Garder sa langue : vaincre la médisance
La parole est le propre de l'homme, et sa faute la plus fréquente : le lachon hara, la médisance, peut détruire en trois phrases une réputation bâtie en vingt ans. Les règles essentielles, et l'entraînement du Hafets Haim.
La faute qui tue à distance
Le lachon hara, c'est dire du mal d'autrui : MÊME VRAI (le mensonge diffamatoire, motsi chem ra, est pire encore). Nos Sages la comparent à une flèche (elle tue de loin, on ne peut la rattraper) et enseignent qu'elle « tue trois personnes » : celui qui parle, celui qui écoute, celui dont on parle (Arakhin 15b).
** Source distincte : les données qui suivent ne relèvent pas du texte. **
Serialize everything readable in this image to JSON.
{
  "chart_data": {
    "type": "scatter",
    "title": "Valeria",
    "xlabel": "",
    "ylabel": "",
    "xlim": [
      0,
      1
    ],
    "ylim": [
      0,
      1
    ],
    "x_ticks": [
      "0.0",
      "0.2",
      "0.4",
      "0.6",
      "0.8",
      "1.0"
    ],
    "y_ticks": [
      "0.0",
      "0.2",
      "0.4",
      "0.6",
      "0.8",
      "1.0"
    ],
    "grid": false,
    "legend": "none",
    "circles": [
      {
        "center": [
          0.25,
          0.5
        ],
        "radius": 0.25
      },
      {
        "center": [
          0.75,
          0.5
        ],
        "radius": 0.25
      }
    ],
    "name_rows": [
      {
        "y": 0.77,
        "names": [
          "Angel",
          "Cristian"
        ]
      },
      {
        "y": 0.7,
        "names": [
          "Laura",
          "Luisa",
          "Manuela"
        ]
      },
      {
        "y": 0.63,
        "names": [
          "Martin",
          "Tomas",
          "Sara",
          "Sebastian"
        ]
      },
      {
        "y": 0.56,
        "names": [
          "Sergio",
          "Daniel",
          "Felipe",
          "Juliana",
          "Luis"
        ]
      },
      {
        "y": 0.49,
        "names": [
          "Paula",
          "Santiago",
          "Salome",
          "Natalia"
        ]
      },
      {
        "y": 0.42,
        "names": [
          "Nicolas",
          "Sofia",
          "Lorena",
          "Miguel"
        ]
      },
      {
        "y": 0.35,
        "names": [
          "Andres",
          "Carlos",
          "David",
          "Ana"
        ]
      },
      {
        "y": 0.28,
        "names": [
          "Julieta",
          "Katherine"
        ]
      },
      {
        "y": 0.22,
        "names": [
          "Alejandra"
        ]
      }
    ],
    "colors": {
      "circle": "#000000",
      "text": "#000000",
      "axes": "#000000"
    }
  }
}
Le mal est irréversible : l'image plantée dans l'esprit de l'auditeur ne s'efface plus : d'où la gravité unique que la Torah lui donne (« Tu n'iras pas colportant parmi ton peuple », Vayikra 19, 16).
La carte des interdits de parole
- Lachon hara : toute parole négative sur autrui, vraie, dite sans nécessité.
- Rekhilout : le colportage : « tu sais ce qu'untel a dit sur toi ? » : le semeur de discordes.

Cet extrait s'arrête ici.